One option would be to have an outer cursor selecting all the customers you're targeting with no locking, and then an inner one that locks the balance record for that customer while that row is calculated and updated. You'd have to commit after each inner loop to release the lock for that row. This involves a lot more locking/unlocking and committing after every row update slows things down a lot. But it minimises the impact on the individual customer in the shop, as only a single row is locked at a time and the length of time that is locked is minimised. So, you need to find the right balance.
I have a problem understanding read consistency in database (Oracle).
Suppose I am manager of a bank . A customer has got a lock (which I don't know) and is doing some updating. Now after he has got a lock I am viewing their account information and trying to do some thing on it. But because of read consistency I will see the data as it existed before the customer got the lock. So will not that affect inputs I am getting and the decisions that I am going to make during that period?
The point about read consistency is this: suppose the customer rolls back their changes? Or suppose those changes fail because of a constraint violation or some system failure?
Until the customer has successfully committed their changes those changes do not exist. Any decision you might make on the basis of a phantom read or a dirty read would have no more validity than the scenario you describe. Indeed they have less validity, because the changes are incomplete and hence inconsistent. Concrete example: if the customer's changes include making a deposit and making a withdrawal, how valid would your decision be if you had looked at the account when they had made the deposit but not yet made the withdrawal?

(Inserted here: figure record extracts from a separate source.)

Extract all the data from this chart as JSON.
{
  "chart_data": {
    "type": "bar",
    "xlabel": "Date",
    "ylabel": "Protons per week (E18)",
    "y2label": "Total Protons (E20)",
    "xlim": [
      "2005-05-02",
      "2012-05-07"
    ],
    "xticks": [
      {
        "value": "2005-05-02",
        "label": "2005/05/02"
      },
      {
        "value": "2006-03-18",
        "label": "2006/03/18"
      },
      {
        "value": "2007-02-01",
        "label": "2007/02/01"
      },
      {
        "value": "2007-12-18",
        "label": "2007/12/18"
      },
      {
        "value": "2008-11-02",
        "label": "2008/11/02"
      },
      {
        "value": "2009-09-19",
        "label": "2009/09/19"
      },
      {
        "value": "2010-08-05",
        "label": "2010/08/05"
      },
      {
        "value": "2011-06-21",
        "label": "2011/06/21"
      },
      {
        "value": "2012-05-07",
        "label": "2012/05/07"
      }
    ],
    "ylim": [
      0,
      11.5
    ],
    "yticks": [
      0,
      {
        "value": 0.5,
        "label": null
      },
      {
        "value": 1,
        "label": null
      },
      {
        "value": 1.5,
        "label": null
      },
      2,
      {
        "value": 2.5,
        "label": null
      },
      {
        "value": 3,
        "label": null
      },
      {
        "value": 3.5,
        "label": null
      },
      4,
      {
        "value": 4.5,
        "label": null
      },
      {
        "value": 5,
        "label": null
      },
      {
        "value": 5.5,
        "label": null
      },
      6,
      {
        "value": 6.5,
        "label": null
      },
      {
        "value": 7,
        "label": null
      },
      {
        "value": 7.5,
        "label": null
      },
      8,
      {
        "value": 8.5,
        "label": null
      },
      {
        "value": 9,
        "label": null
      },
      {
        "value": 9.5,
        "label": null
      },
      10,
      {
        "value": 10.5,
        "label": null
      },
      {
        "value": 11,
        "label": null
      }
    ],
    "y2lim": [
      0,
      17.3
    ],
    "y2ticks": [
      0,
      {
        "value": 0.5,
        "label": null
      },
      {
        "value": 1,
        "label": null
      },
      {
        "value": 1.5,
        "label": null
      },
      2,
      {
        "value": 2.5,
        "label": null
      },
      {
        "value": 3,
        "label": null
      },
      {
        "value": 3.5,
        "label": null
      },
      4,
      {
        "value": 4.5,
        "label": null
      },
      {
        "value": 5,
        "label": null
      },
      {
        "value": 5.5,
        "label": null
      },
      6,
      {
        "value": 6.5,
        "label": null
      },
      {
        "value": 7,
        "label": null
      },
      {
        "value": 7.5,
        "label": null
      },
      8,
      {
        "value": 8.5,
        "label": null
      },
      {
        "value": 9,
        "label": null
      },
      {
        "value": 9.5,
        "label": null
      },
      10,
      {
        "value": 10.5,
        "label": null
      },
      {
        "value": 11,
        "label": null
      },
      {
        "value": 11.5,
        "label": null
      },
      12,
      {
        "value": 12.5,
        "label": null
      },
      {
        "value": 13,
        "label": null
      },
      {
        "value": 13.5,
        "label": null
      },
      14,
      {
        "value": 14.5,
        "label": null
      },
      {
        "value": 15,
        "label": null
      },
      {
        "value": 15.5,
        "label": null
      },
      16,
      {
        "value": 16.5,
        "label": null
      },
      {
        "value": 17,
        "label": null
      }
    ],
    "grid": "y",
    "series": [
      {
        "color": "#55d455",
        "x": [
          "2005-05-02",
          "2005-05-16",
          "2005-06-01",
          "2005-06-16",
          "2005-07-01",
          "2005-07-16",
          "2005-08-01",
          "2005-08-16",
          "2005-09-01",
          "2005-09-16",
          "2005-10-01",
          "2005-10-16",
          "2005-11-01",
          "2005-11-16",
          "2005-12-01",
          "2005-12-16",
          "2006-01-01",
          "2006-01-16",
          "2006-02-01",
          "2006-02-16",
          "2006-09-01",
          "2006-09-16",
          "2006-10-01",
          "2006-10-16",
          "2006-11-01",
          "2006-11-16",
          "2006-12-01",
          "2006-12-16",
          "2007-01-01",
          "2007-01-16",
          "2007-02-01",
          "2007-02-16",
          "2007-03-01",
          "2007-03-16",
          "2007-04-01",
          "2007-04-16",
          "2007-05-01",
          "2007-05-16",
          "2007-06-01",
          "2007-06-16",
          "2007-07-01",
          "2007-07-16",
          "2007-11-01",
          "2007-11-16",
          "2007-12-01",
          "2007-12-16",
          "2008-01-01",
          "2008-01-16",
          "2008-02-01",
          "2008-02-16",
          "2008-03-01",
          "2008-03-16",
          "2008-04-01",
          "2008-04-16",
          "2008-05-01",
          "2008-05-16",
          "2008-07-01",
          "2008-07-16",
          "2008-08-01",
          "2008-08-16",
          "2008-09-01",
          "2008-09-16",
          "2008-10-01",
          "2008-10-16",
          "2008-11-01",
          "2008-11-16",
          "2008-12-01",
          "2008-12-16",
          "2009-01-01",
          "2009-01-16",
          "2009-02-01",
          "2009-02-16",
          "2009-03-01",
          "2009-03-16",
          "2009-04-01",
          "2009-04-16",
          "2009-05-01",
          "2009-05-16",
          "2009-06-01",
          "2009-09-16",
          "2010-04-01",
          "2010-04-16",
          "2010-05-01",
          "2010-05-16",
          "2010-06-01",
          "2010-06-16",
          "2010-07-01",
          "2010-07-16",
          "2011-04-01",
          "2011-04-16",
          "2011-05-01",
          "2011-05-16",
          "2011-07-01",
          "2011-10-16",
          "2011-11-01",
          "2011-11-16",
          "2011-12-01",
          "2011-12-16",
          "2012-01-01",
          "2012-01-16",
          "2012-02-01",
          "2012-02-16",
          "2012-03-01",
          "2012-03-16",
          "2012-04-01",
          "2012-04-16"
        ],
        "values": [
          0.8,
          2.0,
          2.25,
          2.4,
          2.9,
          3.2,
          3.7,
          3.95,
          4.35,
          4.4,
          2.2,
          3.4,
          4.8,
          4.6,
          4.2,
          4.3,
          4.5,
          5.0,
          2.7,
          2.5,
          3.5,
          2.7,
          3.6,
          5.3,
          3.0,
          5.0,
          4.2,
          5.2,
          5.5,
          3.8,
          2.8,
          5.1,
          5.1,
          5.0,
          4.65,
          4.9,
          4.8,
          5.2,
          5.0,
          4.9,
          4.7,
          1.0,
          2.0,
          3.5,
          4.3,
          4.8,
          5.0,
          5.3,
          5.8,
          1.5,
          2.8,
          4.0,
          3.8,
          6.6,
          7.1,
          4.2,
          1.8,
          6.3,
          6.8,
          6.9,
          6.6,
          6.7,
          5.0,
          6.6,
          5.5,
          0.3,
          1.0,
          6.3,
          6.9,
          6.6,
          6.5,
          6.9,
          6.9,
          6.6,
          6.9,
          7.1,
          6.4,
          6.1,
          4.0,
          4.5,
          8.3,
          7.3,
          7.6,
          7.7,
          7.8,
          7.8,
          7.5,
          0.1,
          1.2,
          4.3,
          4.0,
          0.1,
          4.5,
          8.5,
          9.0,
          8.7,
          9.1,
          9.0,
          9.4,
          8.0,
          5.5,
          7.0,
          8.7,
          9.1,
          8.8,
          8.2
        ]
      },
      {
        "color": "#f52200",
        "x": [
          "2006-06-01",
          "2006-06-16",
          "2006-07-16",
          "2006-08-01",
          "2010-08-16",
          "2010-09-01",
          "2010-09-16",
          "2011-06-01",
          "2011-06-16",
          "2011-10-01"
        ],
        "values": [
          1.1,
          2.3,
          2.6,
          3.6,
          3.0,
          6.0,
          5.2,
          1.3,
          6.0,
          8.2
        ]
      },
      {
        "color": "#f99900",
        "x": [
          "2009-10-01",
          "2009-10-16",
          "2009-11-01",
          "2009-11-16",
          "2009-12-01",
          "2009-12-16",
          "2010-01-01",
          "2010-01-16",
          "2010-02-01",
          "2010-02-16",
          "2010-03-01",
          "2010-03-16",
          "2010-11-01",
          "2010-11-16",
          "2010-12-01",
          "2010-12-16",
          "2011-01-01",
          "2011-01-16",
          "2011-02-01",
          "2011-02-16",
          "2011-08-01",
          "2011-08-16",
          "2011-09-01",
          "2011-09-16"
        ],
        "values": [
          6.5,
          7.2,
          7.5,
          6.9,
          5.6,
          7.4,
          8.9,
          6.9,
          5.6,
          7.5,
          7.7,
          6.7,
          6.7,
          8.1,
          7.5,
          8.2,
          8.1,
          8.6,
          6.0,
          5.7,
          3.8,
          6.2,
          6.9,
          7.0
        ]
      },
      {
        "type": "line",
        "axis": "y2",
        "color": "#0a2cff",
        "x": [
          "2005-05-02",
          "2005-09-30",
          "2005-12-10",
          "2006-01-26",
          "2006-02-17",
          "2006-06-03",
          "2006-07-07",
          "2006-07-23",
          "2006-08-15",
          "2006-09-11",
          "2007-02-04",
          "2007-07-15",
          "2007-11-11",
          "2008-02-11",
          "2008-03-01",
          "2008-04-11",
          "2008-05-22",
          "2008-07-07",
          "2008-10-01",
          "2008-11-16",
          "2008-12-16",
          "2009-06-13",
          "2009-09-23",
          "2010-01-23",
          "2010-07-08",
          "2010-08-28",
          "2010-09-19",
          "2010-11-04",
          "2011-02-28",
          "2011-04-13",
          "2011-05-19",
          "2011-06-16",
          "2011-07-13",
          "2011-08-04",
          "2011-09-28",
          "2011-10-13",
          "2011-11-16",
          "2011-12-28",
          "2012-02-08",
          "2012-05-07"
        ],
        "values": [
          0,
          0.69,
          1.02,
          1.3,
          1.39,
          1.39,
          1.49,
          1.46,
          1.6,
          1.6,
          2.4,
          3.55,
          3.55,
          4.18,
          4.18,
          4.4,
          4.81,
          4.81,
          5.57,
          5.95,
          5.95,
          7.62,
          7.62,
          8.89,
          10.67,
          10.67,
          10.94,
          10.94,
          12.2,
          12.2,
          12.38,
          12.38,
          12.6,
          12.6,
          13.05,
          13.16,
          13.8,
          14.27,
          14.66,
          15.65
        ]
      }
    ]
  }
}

Another example: a long running batch process updates the salary of every employee in the organisation. If you run a query against employees' salaries do you really want a report which shows you half the employees with updated salaries and half with their old salaries?
edit
Read consistency is achieved by using the information in the UNDO tablespace (rollback segments in the older implementation). When a session reads data from a table which is being changed by another session, Oracle retrieves the UNDO information which has been generated by that second session and substitutes it for the changed data in the result set presented to the first session.

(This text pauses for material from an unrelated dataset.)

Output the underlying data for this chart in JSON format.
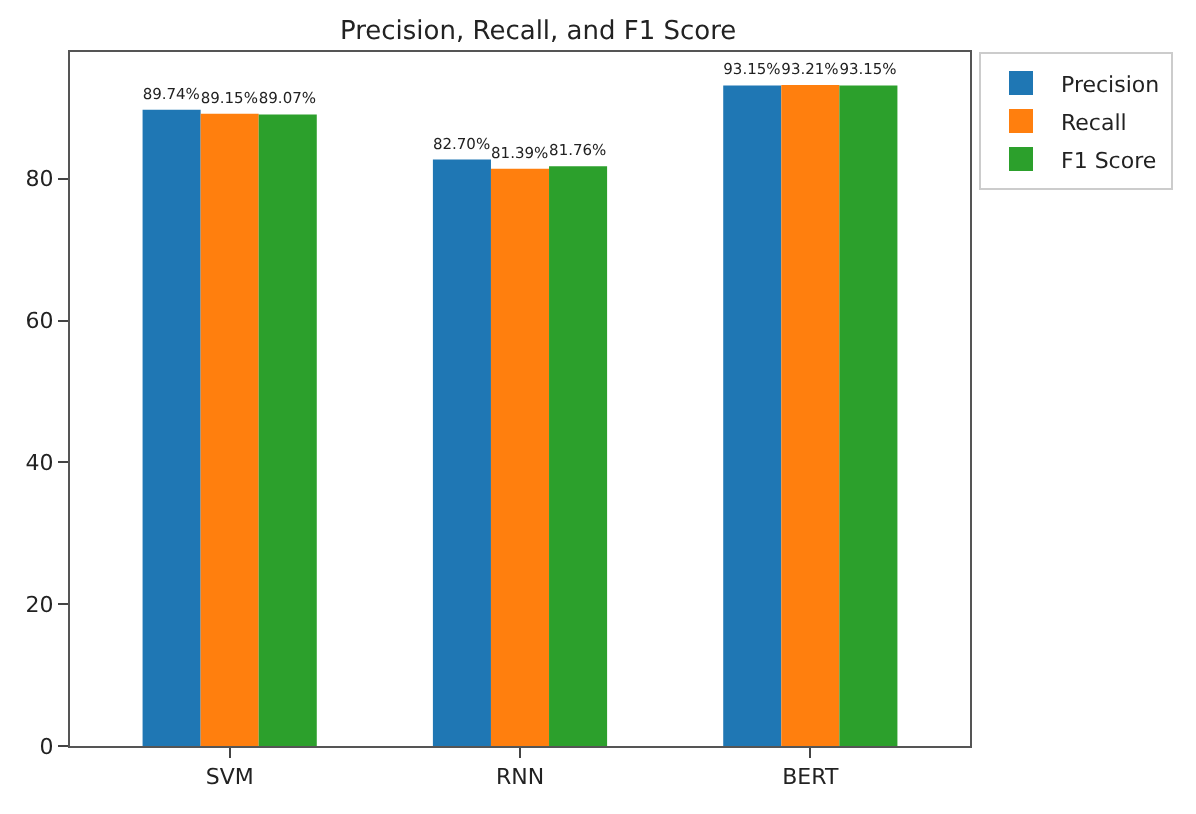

If the reading session is a long running query it might fail because due to the notorious ORA-1555: snapshot too old. This means the UNDO extent which contained the information necessary to assemble a read consistent view has been overwritten.
Locks have nothing to do with read consistency. In Oracle writes don't block reads. The purpose of locks is to prevent other processes from attempting to change rows we are interested in.
For systems that have large number of users, where users may "hold" the lock for a long time the Optimistic Offline Lock pattern is usually used, i.e. use the version in the UPDATE ... WHERE statement.
You can use a date, version id or something else as the row version. Also the virtual columm ORA_ROWSCN may be used but you need to read up on it first.
When a record is locked due to changes or an explicit lock statement, an entry is made into the header of that block. This is called an ITL (interested transaction list). When you come along to read that block, your session sees this and knows where to go to get the read consistent copy from the rollback segment.